Jannik Sinner explicó a posteriori que su conquista en presencia de Terence Atmane en Beijing forma parte de un proceso en el que escudriñamiento diversificar su engranaje, aunque sin renunciar a su identidad: “Quizá ahora es un 20 % de cosas nuevas y un 80 % de lo que soy, pero debería ser más un 90-95 % de mi tenis. Se trata de ser un poco más impredecible, aunque debo cuidar de no perder mi esencia”.

El número dos del mundo admitió, en el post partido en presencia de la prensa especializada circunscrito, que en el segundo set desperdició ventajas y que eso le generó frustración, aunque valoró su reacción al inicio del tercero con un quiebre inmediato que le dio confianza para controlar el desenlace: “Fue un partido complicado, jugamos hace poco en Cincinnati y sabía lo que me esperaba.

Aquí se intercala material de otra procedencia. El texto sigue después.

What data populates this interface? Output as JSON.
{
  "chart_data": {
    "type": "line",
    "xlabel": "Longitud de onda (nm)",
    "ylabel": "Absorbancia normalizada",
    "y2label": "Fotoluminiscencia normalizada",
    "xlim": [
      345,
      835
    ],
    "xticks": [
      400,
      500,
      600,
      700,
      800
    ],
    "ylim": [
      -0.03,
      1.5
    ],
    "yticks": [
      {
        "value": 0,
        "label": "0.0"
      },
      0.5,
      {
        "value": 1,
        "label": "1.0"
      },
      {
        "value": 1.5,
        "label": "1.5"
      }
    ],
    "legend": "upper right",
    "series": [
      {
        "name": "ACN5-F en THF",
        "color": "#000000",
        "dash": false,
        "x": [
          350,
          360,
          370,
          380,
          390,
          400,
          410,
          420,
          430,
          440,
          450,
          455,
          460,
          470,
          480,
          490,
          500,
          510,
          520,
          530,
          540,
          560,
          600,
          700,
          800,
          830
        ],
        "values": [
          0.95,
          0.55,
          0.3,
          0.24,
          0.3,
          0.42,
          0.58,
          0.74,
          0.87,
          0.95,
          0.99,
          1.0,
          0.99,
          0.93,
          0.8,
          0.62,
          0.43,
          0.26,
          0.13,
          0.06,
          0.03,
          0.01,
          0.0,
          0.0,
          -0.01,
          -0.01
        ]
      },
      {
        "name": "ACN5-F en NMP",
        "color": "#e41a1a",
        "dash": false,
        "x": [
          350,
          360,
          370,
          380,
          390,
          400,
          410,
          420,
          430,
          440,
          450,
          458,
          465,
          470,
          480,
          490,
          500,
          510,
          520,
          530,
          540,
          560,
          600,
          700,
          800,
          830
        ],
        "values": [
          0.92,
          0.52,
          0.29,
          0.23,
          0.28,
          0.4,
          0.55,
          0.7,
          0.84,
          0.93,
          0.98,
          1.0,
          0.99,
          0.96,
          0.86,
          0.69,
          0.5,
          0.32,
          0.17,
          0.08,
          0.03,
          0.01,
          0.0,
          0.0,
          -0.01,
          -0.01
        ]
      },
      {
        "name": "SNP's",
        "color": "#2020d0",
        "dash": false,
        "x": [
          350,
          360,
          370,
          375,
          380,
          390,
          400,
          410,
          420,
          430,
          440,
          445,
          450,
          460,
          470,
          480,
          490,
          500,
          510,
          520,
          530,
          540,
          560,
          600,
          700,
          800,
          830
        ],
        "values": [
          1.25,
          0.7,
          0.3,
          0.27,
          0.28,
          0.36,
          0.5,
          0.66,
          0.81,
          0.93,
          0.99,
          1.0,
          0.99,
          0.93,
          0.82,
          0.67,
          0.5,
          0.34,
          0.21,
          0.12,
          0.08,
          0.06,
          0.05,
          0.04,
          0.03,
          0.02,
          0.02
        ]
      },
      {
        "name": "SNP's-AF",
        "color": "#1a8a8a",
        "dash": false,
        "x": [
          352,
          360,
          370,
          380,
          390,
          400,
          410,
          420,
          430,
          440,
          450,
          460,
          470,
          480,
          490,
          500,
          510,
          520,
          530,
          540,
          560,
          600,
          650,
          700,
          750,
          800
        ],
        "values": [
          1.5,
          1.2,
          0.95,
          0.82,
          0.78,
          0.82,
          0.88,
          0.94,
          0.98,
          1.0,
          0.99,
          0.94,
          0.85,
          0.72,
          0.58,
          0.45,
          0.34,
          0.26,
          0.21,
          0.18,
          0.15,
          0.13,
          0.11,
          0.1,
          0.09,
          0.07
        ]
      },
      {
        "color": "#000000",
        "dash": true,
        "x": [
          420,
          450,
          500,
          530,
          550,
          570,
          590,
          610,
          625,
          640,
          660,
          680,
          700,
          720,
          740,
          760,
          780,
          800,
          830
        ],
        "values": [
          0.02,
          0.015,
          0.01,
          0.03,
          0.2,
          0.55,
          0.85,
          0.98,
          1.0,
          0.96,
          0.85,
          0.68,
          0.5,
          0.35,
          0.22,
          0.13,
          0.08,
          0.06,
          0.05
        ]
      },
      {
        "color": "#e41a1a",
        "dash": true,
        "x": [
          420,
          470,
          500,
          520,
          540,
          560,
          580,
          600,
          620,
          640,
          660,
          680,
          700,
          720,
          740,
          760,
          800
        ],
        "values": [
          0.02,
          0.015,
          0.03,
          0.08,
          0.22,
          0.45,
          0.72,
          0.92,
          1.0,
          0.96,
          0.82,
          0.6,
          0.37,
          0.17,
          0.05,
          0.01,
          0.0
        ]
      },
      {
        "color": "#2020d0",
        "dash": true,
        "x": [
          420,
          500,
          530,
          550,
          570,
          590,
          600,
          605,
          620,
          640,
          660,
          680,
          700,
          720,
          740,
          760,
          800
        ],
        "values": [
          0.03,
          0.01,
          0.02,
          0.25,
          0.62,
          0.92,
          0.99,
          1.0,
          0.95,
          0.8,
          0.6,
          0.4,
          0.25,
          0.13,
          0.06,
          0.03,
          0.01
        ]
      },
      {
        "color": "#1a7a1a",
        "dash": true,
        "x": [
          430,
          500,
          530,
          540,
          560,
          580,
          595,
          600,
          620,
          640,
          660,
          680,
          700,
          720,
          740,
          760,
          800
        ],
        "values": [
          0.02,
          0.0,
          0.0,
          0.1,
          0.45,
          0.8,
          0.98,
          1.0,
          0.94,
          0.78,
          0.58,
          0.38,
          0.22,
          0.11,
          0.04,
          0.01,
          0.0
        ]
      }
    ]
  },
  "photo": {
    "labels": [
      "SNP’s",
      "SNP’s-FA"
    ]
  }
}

Lo importante es que superé el desafío”.

El campeón de 2023 en la haber china destacó incluso el apoyo de su equipo y la importancia de la comunicación constante con Simone Vagnozzi desde el cárcel: “Me da fuerza y convicción. Somos un equipo, yo estoy en cancha, pero juego también por ellos”.

Sobre su próximo cruce en cuartos de final en presencia de el húngaro Fabian Marozsan, Sinner lo calificó de un liza correctamente cascarrabias: “Está jugando muy bien, tiene golpes muy fuertes y gran toque. Tengo muchas ganas de ese desafío”.